Times Colonist (Victoria, British Columbia)
October 7, 2006
Last month, a Montreal group, the 250-member Breast Cancer Action Montreal, held a Toxic Dump march.
Participants brought with them and then threw away the toxic soaps, shampoos, deodorants and toothpaste that they had been using as part of everyday grooming.
With the start Oct. 1 of Breast Cancer Awareness Month, I decided to see whether the products I use are toxic.
Breast Cancer Action Montreal recommends several websites to check for toxicity. Two of the sites are www.ewg.org/reports/ skindeep2 and www.safecosmetics.org.
EWG stands for Environmental Working Group. I looked up my shampoo, blush and toothpaste on www.ewg.org.
I discovered that my shampoo, Neutrogena, which I buy because it sounds and looks natural, contains 689 ingredients, 137 of which raise health concerns and 65 of which present safety concerns.
It also contains one known human carcinogen, coal tar. So much for looking natural.
By comparison, my makeup seemed positively beneficial. I use a blush from MAC Cosmetics, a division of the $6.3-billion cosmetics giant Estee Lauder. The blush, a cheerful-looking pink powder, contains 100 ingredients, 10 of which raise health concerns.
Out of the 65 ingredients in my toothpaste,Arm and Hammer, 25 pose potential health concerns. Two ingredients are potential breast-cancer risks.
All in all, not comforting reading.
The shampoo's definitely going.
The point of the Toxic Dump march last month was twofold: To let people know the nine or more personal-care products most North Americans apply on average every day might not be safe for use; and to protest against the inaction of cosmetic and pharmaceutical companies whose products contain potentially dangerous ingredients.
The hypocrisy of some of these cosmetics manufacturers can be quite breathtaking.
Last week, Evelyn Lauder, senior corporate vice-president of Estee Lauder, the company founded by her late mother-in-law, was in Montreal with British actress and model Elizabeth Hurley, to promote the company's line of Pink Ribbon products for Breast Cancer Month.
Yet, as Montrealer Eve Thomas pointed out in a letter to The Gazette, "Estee Lauder is one of several major cosmetics companies which have not yet signed the Compact for Safe Cosmetics, an agreement to meet the standards and deadlines set by the European Union Directive 76/768/EEC to be free of chemicals that are known, or strongly suspected, to cause cancer, mutation or birth defects."
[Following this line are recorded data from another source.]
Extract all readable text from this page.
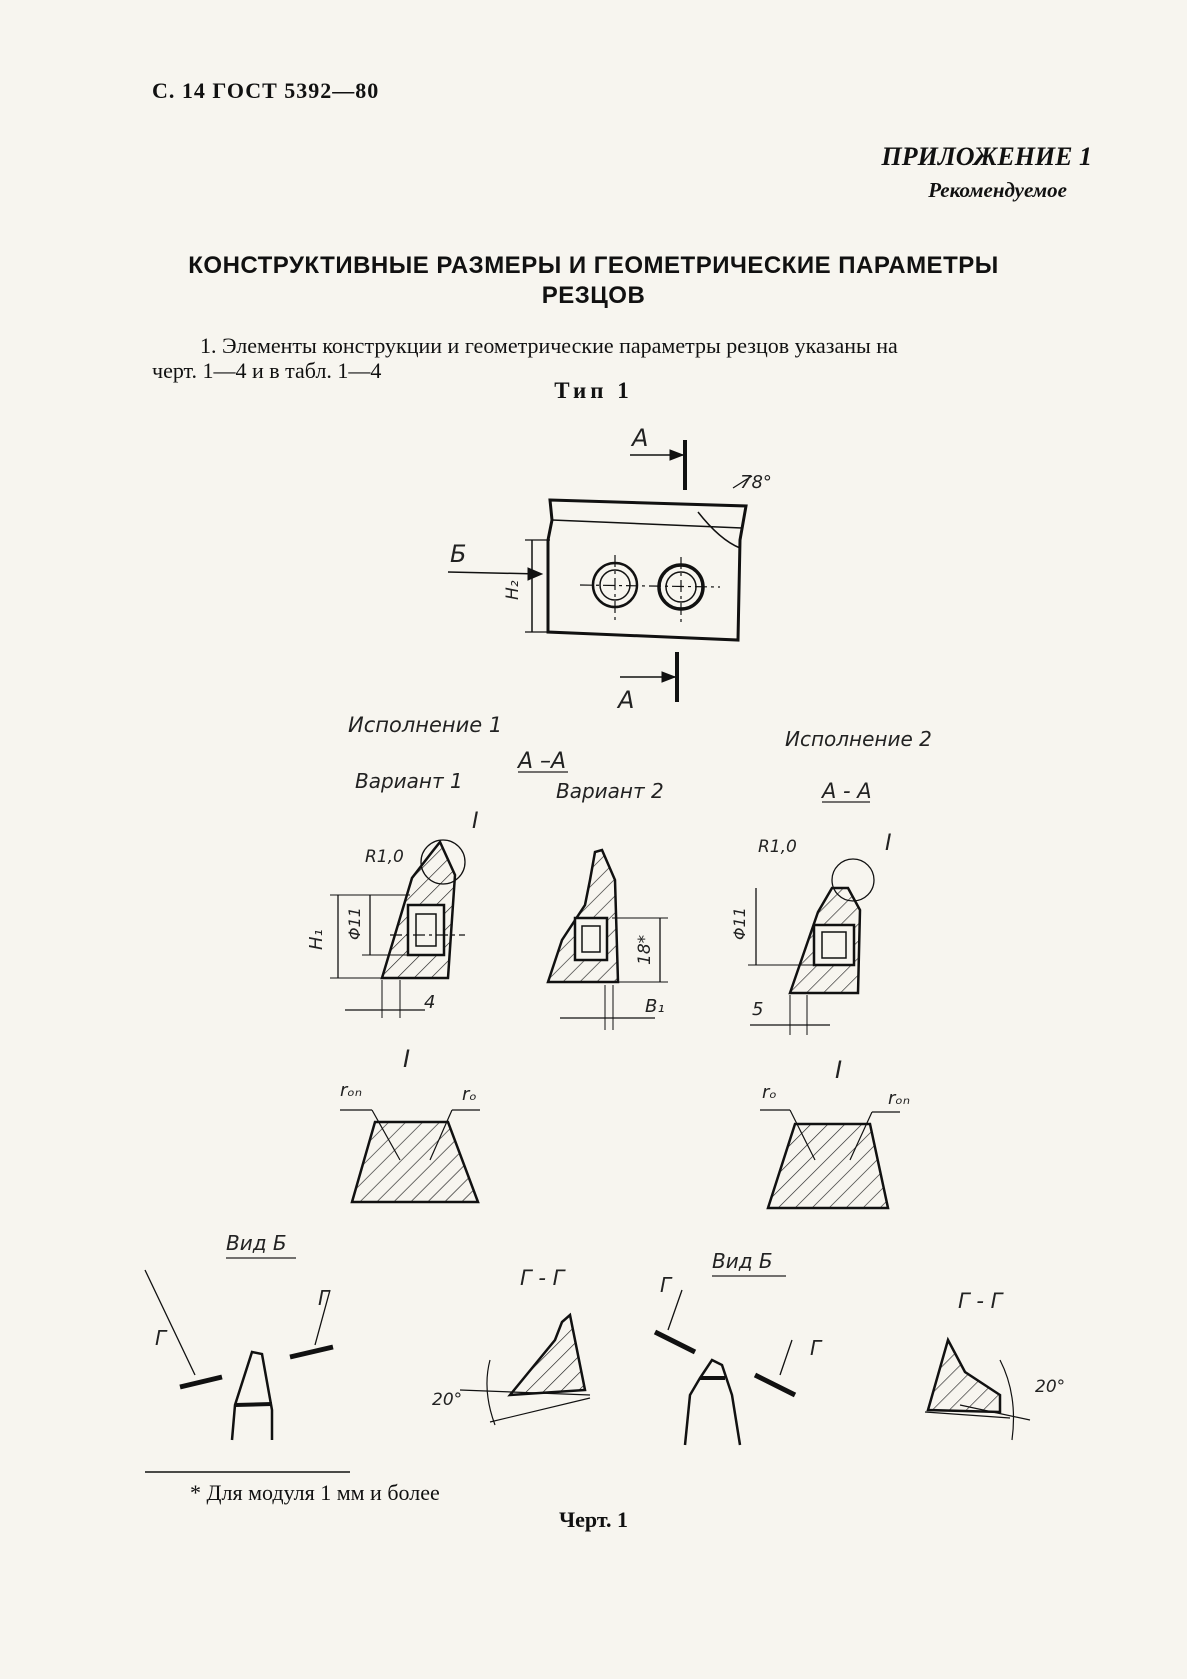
С. 14 ГОСТ 5392—80
ПРИЛОЖЕНИЕ 1
Рекомендуемое
КОНСТРУКТИВНЫЕ РАЗМЕРЫ И ГЕОМЕТРИЧЕСКИЕ ПАРАМЕТРЫ
РЕЗЦОВ
1. Элементы конструкции и геометрические параметры резцов указаны на
черт. 1—4 и в табл. 1—4
Тип 1
А
А
Б
78°
H₂
Исполнение 1
Исполнение 2
А –А
А - А
Вариант 1	Вариант 2
R1,0	R1,0
I
I
I	I
H₁ Φ11	Φ11
4
18*
B₁	5
rₒₙ	rₒ	rₒ	rₒₙ
Вид Б
Вид Б
Г
Г
Г
Г
Г - Г
Г - Г
20°
20°
* Для модуля 1 мм и более
Черт. 1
U.S. cosmetics makers claim their products are safe, but according to Abby Lippman, professor of epidemiology, biostatistics and occupational health at Montreal's McGill University, "89 per cent of the 10,500 (cosmetics) ingredients sold in the United States have not been assessed for safety."
Lippman, a member of Breast Cancer Action Montreal and co-chair of the Canadian Women's Health Network, also said, "We need to be vigilant, and that means more than just looking for lumps. We need to see that environmental laws are enforced and improved."
If companies such as Estee Lauder, Johnson and Johnson and Avon were to agree to remove potentially harmful chemicals from their products, they would only be following Europe's lead.
As Thomas reminded us, in January 2003, the European Union amended its cosmetics directive to ban the use of chemicals known or strongly suspected of causing cancer, mutations or birth defects.
Since 2004, cosmetics companies are required to remove hazardous chemicals from cosmetic and personal care products sold anywhere in the EU.
This means North American cosmetic companies must reformulate their products for sale in the European market. It seems perfectly reasonable to ask that these companies sell the same safer products in the United States and Canada.
Canada, at least, is showing some leadership. It has ordered that by Nov.
16 all cosmetic and personal-care products sold here must list every ingredient.
This would be fine, as BCAM president Carol Secter said this week, if the average consumer had the 2,600-page, $1,000 International Nomenclature for Cosmetic Ingredients. But who among us does? It's bad enough trying to figure out what oils you can eat without running the risk of an instant heart attack, but to be expected to sort through the 65 separate ingredients in a toothpaste is, frankly, an abrogation of responsibility on the part of government.
Secter said it best: "The goal is to be able to walk into a store and buy a product knowing that it is safe."